In many cases, the falls or slower increases represent a delayed reaction to the global financial and economic crisis that broke in 2008, SIPRI added. In Europe, where military spending fell by 2.8%, governments began to address soaring budget deficits, having previously enacted stimulus packages in 2009. Cuts were particularly substantial in the smaller, more vulnerable economies of central and eastern Europe, as well as those with particular budget difficulties such as Greece.
In Asia, even though most economies did not experience a recession, economic growth slowed down in 2009 while military spending continued to rise rapidly. Thus, a slower increase of 1.4% in military spending in 2010 partly readjusts growth in military spending to economic growth rates.
The Chinese Government, for example, explicitly linked its smaller increase in 2010 to China’s weaker economic performance in 2009,” SIPRI added.
Africa & ME
SIPRI estimates total military expenditure in Africa in 2010 was US$30.1 billion with US$10.6 billion spent in north Africa and US$19.5 billion in sub-Saharan Africa. Spending increased by 5.2% per cent in real terms over 2009 (5.6% in north Africa and 4.9% in sub-Saharan Africa) and by 64% compared to 2001 (69% in north Africa and 61% in sub-Saharan Africa). Four of the continent’s five top spenders – Angola, Algeria, Morocco and Nigeria – accounted for the bulk of the increase, while spending in the fifth, South Africa, fell slightly in real terms.
The Stockholm think-tank adds Angola’s 19% real-terms increase, or US$600 million in 2009 prices, was the major determinant of the trend in Africa. This was partly offset by another large
fall in Chad from the oil-fuelled heights of 2008. It notes the increases in Angola, Algeria, Nigeria and the decrease in Chad were influenced by trends in oil and gas revenues. (It warns though that for Africa and its subregions some estimates are “uncertain” due to missing data for some countries, most notably Sudan, Libya and Eritrea.

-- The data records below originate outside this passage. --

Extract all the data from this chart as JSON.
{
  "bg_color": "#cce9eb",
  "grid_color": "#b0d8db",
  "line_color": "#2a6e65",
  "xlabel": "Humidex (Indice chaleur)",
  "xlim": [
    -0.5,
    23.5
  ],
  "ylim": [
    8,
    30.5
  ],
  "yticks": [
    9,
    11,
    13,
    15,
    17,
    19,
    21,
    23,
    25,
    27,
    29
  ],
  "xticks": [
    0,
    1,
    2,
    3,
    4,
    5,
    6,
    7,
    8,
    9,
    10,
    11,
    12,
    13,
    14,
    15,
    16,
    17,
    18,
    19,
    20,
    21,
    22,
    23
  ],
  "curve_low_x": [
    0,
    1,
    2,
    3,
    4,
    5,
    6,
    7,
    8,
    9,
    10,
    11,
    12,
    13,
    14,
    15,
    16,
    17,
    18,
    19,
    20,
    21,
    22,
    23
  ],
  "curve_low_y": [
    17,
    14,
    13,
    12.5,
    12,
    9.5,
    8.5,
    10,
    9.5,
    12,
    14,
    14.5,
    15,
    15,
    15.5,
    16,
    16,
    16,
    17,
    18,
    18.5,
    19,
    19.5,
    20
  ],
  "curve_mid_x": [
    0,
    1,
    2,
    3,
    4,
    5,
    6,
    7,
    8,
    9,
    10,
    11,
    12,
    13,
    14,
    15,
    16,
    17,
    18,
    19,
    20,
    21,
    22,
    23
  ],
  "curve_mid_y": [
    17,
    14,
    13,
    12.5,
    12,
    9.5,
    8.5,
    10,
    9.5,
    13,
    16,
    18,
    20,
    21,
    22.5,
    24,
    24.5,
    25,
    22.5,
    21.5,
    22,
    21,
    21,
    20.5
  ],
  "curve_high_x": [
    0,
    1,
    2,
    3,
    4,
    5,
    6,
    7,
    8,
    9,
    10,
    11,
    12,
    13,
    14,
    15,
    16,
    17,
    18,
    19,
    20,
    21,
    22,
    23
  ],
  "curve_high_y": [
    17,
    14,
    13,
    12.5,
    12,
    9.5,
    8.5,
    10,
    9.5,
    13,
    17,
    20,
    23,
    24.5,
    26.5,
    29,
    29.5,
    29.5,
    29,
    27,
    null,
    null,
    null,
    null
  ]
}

Estimated total military expenditure in the Middle East in 2010 was US$111 billion, an increase of 2.5% in real terms over 2009, SIPRI says. Military spending in the Middle East was around 35% higher in real terms in 2010 than in 2001. Most of this increase occurred during the period 2002–2007, since when spending has been essentially flat. The largest absolute increase in the region in 2010 was by Saudi Arabia (by US$1.6 billion in constant 2009 prices), while the largest relative increases were by Iraq (12%) and Lebanon (9.7%). The largest fall was by Oman (by 9.8%).
Military expenditure estimates in the Middle East for 2009–10 are also subject to considerable uncertainty due to missing data for some countries. The most important country for which data was missing in 2010 was Iran, SIPRI warns. A media report claimed that the budget for the armed forces increased by 20 per cent to 90 trillion rials (US$9 billion), while that for the Revolutionary Guard Corps was 58 billion rials (U$5.8 billion). “However, SIPRI has been unable to verify these
figures or compare them with previous data from other sources.”
A further source of uncertainty regarding Middle Eastern military spending is the very low level of transparency, SIPRI laments. In most cases, even when data is reported, only a single total figure is given. In Egypt, for example, where official figures for military spending have fallen slightly in recent years, the military budget is reported under the category “various functional activities”. It is also likely that in many cases official figures exclude off-budget spending, in particular for arms purchases.